Cette absence prolongée alimente les spéculations depuis plusieurs semaines. Le RDPC tente de contrer ces interrogations. Dans un éditorial publié le 15 juillet dans L’Action, Christophe Mien Zok, directeur de la propagande du parti, a affirmé que « l’État fonctionne normalement » et que « le président n’a pas quitté ses fonctions ». Il a rejeté l’idée d’un pays dirigé « sans gouvernail ». Parallèlement, les comptes officiels de la présidence continuent de publier des messages attribués à Paul Biya, notamment une lettre adressée à Emmanuel Macron pour la fête nationale française et une autre au président du Monténégro. Aucune activité publique du chef de l’État n’a été signalée depuis son départ.
L’opposition réclame des réponses institutionnelles
L’absence du président a relancé les appels à des éclaircissements de la part des formations politiques. Jean-Michel Nintcheu, député à l’Assemblée nationale, a sollicité une intervention du Conseil constitutionnel pour constater une éventuelle vacance du pouvoir. L’Union démocratique du Cameroun (UDC) adopte une position plus mesurée. Le parti refuse de spéculer sur la situation personnelle de Paul Biya tout en soulignant que la continuité de l’État ne peut se fonder sur le mutisme ou les hypothèses. Dans un communiqué rendu public le 18 juillet, l’UDC précise qu’une absence à l’étranger, même prolongée, ne constitue pas automatiquement une vacance de la présidence. Elle insiste cependant sur la nécessité de s’interroger sur l’exercice effectif des prérogatives présidentielles et sur les dispositifs applicables en cas d’empêchement temporaire.
Un vide juridique à combler
La Constitution camerounaise ne fixe aucun délai maximal pour les déplacements du chef de l’État hors du territoire national. Plusieurs observateurs estiment que cette situation appelle une réflexion institutionnelle, mais aucun texte ne détermine à partir de quand le Conseil constitutionnel devrait intervenir.

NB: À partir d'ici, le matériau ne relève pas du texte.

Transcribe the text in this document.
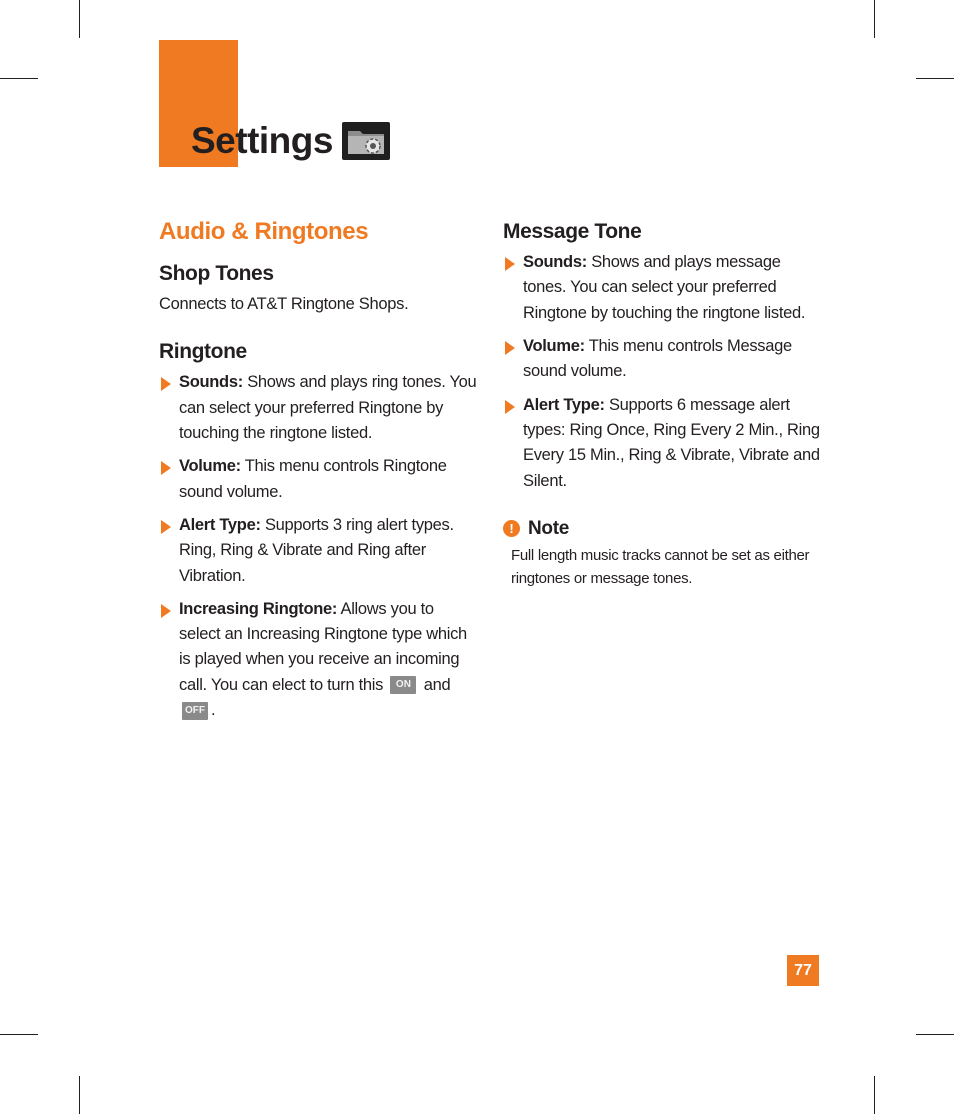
Settings
Audio & Ringtones
Shop Tones

Connects to AT&T Ringtone Shops.

Ringtone
Sounds: Shows and plays ring tones. You can select your preferred Ringtone by touching the ringtone listed.
Volume: This menu controls Ringtone sound volume.
Alert Type: Supports 3 ring alert types. Ring, Ring & Vibrate and Ring after Vibration.
Increasing Ringtone: Allows you to select an Increasing Ringtone type which is played when you receive an incoming call. You can elect to turn this ON and OFF .
Message Tone
Sounds: Shows and plays message tones. You can select your preferred Ringtone by touching the ringtone listed.
Volume: This menu controls Message sound volume.
Alert Type: Supports 6 message alert types: Ring Once, Ring Every 2 Min., Ring Every 15 Min., Ring & Vibrate, Vibrate and Silent.
! Note
Full length music tracks cannot be set as either ringtones or message tones.
77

L’UDC rappelle par ailleurs que le poste de vice-président, rétabli lors de la révision constitutionnelle d’avril, reste vacant. Le parti plaide pour une clarification du cadre juridique encadrant les absences prolongées du président. Au pouvoir depuis 1982, Paul Biya effectue régulièrement des voyages en Europe. Celui entamé le 7 juin est, à ce jour, le plus long de son mandat, sans qu’aucune date de retour n’ait été communiquée.